WASHINGTON – Members of the House of Representatives voted Friday to protect their own office expense accounts from budget cuts.
The bipartisan 307-102 vote came on a $3.3 billion measure funding congressional operations.
Republicans controlling the House have been trying to cut domestic agency budgets by about 5 percent. But when it came to their own staff, travel and office expenses, GOP leaders opted to freeze their $574 million budget after two years of cuts.
The funding bill includes a 1 percent cut that comes chiefly from cutting back on repairs to the iconic Capitol dome, which dates to the Civil War.
After passing the measure, lawmakers immediately left Washington for a weeklong vacation.
In two earlier rounds of spending bills, Republicans imposed a 10.5 percent budget cut on House operations. Their office budgets — officially called the "members' representational allowance" — have been cut by a total of 13 percent from a record $660 million approved by a Democratic-controlled Congress for 2010.
"Listen, the House has taken cuts two fiscal years in a row, and the Appropriations Committee went through a very detailed process of listening to members, listening to House officers in terms of what the budget should be," House Speaker John Boehner, R-Ohio, said recently. "And I think a budget freeze is the appropriate course of action."
Several GOP tea party freshmen had sought to cut office budgets by 11 percent, but House leaders shut down the effort. Instead, lawmakers voted to cut spending on the U.S. Botanic Garden on the Capitol grounds and on the Congressional Research Service, which does reports and analysis for lawmakers.

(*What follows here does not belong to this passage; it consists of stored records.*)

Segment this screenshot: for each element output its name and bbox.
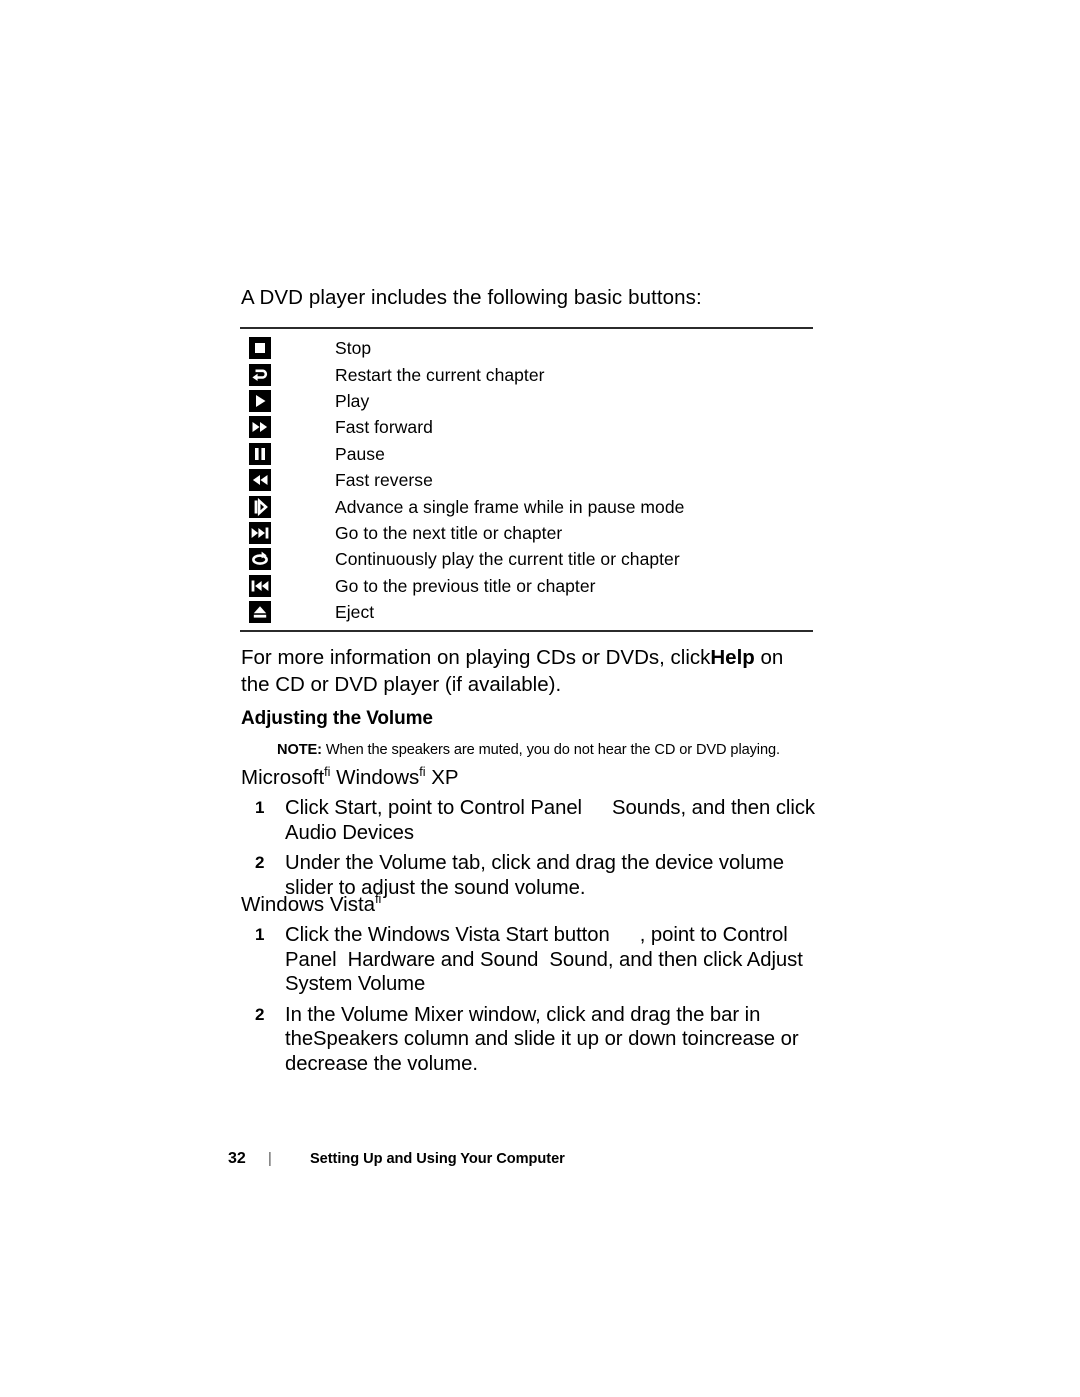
- os-heading-xp-part1: Microsoft: [241, 766, 325, 789]
- button-label: Play: [335, 390, 370, 411]
- icon-cell: [240, 495, 335, 518]
- document-page: A DVD player includes the following basi…: [0, 0, 1080, 1397]
- footer-separator: |: [268, 1151, 272, 1167]
- os-heading-xp-part2: Windows: [330, 766, 420, 789]
- table-bottom-rule: [240, 630, 813, 633]
- fast-reverse-icon: [249, 469, 271, 492]
- ui-term: Hardware and Sound: [347, 948, 539, 971]
- button-label: Restart the current chapter: [335, 364, 545, 385]
- icon-cell: [240, 601, 335, 624]
- icon-cell: [240, 574, 335, 597]
- restart-chapter-icon: [249, 363, 271, 386]
- icon-cell: [240, 363, 335, 386]
- button-label: Continuously play the current title or c…: [335, 549, 680, 570]
- table-row: Go to the next title or chapter: [240, 520, 813, 546]
- list-item: 2 In the Volume Mixer window, click and …: [254, 1003, 834, 1077]
- step-seg: Click: [285, 797, 335, 819]
- list-item: 1 Click Start, point to Control Panel Sou…: [254, 796, 834, 845]
- step-seg: Under the: [285, 852, 380, 874]
- step-seg: Click the Windows Vista Start button: [285, 924, 610, 946]
- step-seg: the volume.: [368, 1052, 478, 1075]
- table-body: Stop Restart the current chapter Play Fa…: [240, 329, 813, 627]
- ui-term: Audio Devices: [285, 821, 414, 844]
- ui-term: Sound: [549, 948, 608, 971]
- eject-icon: [249, 601, 271, 624]
- dvd-buttons-table: Stop Restart the current chapter Play Fa…: [240, 327, 813, 633]
- stop-icon: [249, 337, 271, 360]
- ui-term: Volume: [379, 852, 447, 874]
- step-seg: , point to: [376, 797, 460, 819]
- step-text: Click Start, point to Control Panel Sound…: [285, 796, 834, 845]
- table-row: Go to the previous title or chapter: [240, 573, 813, 599]
- ui-term: Control Panel: [459, 797, 583, 819]
- step-seg: or: [775, 1028, 799, 1050]
- play-icon: [249, 389, 271, 412]
- more-information-paragraph: For more information on playing CDs or D…: [241, 645, 801, 698]
- icon-cell: [240, 337, 335, 360]
- icon-cell: [240, 521, 335, 544]
- frame-advance-icon: [249, 495, 271, 518]
- step-number: 2: [255, 1004, 265, 1024]
- table-row: Advance a single frame while in pause mo…: [240, 493, 813, 519]
- icon-cell: [240, 469, 335, 492]
- os-heading-xp: Microsoftfi Windowsfi XP: [241, 765, 459, 791]
- button-label: Go to the next title or chapter: [335, 522, 563, 543]
- fast-forward-icon: [249, 416, 271, 439]
- button-label: Eject: [335, 602, 375, 623]
- step-seg: column and slide it up or down to: [398, 1028, 699, 1050]
- os-heading-vista: Windows Vistafi: [241, 892, 381, 918]
- step-number: 1: [255, 798, 265, 817]
- table-row: Continuously play the current title or c…: [240, 546, 813, 572]
- ui-term: Start: [334, 797, 377, 819]
- ui-term: decrease: [285, 1052, 369, 1075]
- registered-mark-icon: fi: [375, 892, 382, 907]
- steps-list-xp: 1 Click Start, point to Control Panel Sou…: [254, 796, 834, 906]
- os-heading-vista-part1: Windows Vista: [241, 893, 376, 916]
- step-seg: , and then click: [680, 797, 816, 819]
- step-seg: , point to: [639, 924, 723, 946]
- footer-title: Setting Up and Using Your Computer: [310, 1151, 565, 1167]
- icon-cell: [240, 548, 335, 571]
- icon-cell: [240, 442, 335, 465]
- steps-list-vista: 1 Click the Windows Vista Start button, …: [254, 923, 834, 1082]
- button-label: Fast reverse: [335, 470, 433, 491]
- ui-term: increase: [698, 1028, 776, 1050]
- table-row: Pause: [240, 441, 813, 467]
- table-row: Fast forward: [240, 414, 813, 440]
- note-block: NOTE: When the speakers are muted, you d…: [277, 741, 837, 760]
- next-title-icon: [249, 521, 271, 544]
- ui-term: Sounds: [612, 797, 681, 819]
- button-label: Fast forward: [335, 417, 433, 438]
- icon-cell: [240, 416, 335, 439]
- note-text: When the speakers are muted, you do not …: [325, 742, 780, 758]
- table-row: Stop: [240, 335, 813, 361]
- step-text: Click the Windows Vista Start button , po…: [285, 923, 834, 997]
- table-row: Play: [240, 388, 813, 414]
- step-text: In the Volume Mixer window, click and dr…: [285, 1003, 834, 1077]
- step-number: 1: [255, 925, 265, 944]
- paragraph-text-before: For more information on playing CDs or D…: [241, 646, 711, 669]
- section-heading: Adjusting the Volume: [241, 708, 433, 729]
- os-heading-xp-part3: XP: [425, 766, 459, 789]
- button-label: Stop: [335, 338, 372, 359]
- table-row: Eject: [240, 599, 813, 625]
- step-seg: , and then click: [607, 948, 747, 971]
- help-bold-text: Help: [710, 646, 755, 669]
- button-label: Pause: [335, 443, 385, 464]
- previous-title-icon: [249, 574, 271, 597]
- repeat-loop-icon: [249, 548, 271, 571]
- pause-icon: [249, 442, 271, 465]
- intro-text: A DVD player includes the following basi…: [241, 286, 702, 309]
- table-row: Fast reverse: [240, 467, 813, 493]
- icon-cell: [240, 389, 335, 412]
- list-item: 1 Click the Windows Vista Start button, …: [254, 923, 834, 997]
- footer-page-number: 32: [228, 1150, 246, 1167]
- ui-term: Speakers: [313, 1028, 399, 1050]
- table-row: Restart the current chapter: [240, 361, 813, 387]
- page-footer: 32 | Setting Up and Using Your Computer: [228, 1150, 565, 1168]
- note-label: NOTE:: [277, 742, 322, 758]
- button-label: Advance a single frame while in pause mo…: [335, 496, 685, 517]
- button-label: Go to the previous title or chapter: [335, 575, 596, 596]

In March, the House passed a budget plan to force non-defense cuts of $27 billion below levels agreed to in a budget and debt pact forged by President Barack Obama and Speaker. Since then, spending bills have generally shielded some Cabinet departments — like Justice, Veterans Affairs and Homeland Security — from the cuts, while the departments of Labor, Health and Human Services, Education and Interior will bear a much larger share.

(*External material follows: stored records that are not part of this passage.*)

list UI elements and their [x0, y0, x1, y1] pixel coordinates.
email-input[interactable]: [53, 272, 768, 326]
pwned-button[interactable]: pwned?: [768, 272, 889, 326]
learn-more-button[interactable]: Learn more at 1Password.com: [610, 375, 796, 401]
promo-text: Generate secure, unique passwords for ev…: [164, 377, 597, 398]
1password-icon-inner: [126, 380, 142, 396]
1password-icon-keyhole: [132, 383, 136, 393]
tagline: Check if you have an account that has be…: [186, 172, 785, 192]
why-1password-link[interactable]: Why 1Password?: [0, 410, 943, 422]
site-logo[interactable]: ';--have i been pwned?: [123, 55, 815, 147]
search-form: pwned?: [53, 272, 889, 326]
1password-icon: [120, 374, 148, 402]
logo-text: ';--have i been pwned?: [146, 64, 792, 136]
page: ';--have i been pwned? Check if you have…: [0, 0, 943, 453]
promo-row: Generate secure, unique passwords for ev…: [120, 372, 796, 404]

In addition to cuts to day-to-day agency operating budgets, Republicans last month passed legislation cutting food stamps, pension benefits for federal workers, health care and social services programs like Meals on Wheels for the elderly.
Office budgets for members of Congress vary somewhat depending on how far they live from Washington and how expensive it is to rent office space back home. The average office budget is $1.4 million a year, according to the Congressional Research Service, but not every lawmaker spends that much. Staff salaries account for about 70 percent, on average.